The Dust Bowl PDF Author: David C. King
Publisher: History Compass
ISBN: 9781579600181
Category : History
Languages : en
Pages : 64

Book Description
The ""Dust Bowl"" describes both a time in American history (mid-1930s) and a region (the Great Plains). Severe weather, misuse of land by farmers, and economic pressures from the Great Depression meant that farmers and families in a large area of the central U.S. were faced with loss of usable land, lack of work, and poverty. This is their story, told in their words and in photographs. Included are newspaper accounts, letters, interviews, memoirs, songs, government documents, FDR's Second New Deal, and an excerpt from Steinbeck's ""Grapes of Wrath.""

A Primary Source History of the Dust Bowl

A Primary Source History of the Dust Bowl PDF Author: Rebecca Langston-George
Publisher: Capstone
ISBN: 1491418400
Category : Juvenile Nonfiction
Languages : en
Pages : 33

Book Description
"Uses primary sources to tell the story of the Dust Bowl"--

Letters from the Dust Bowl

Letters from the Dust Bowl PDF Author: Caroline Henderson
Publisher: University of Oklahoma Press
ISBN: 9780806135403
Category : Social Science
Languages : en
Pages : 300

Book Description
A collection of letters and articles written by Caroline Henderson between 1908 and 1966 which provide insight into her life in the Great Plains, featuring both published materials and private correspondence.

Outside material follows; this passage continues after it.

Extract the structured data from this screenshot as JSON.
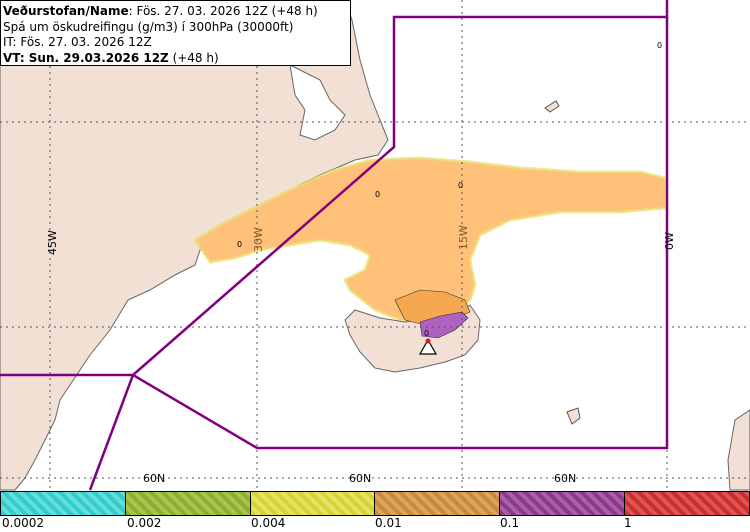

Includes a biographical profile, chapter introductions, and annotations.

Dust Bowls of Empire

Dust Bowls of Empire PDF Author: Hannah Holleman
Publisher: Yale University Press
ISBN: 0300230206
Category : Business & Economics
Languages : en
Pages : 252

Book Description
A profound reinterpretation of the Dust Bowl on the U.S. southern plains and its relevance for today The 1930s witnessed a harrowing social and ecological disaster, defined by the severe nexus of drought, erosion, and economic depression that ravaged the U.S. southern plains. Known as the Dust Bowl, this crisis has become a major referent of the climate change era, and has long served as a warning of the dire consequences of unchecked environmental despoliation. Through innovative research and a fresh theoretical lens, Hannah Holleman reexamines the global socioecological and economic forces of settler colonialism and imperialism precipitating this disaster, explaining critical antecedents to the acceleration of ecological degradation in our time. Holleman draws lessons from this period that point a way forward for environmental politics as we confront the growing global crises of climate change, freshwater scarcity, extreme energy, and soil degradation.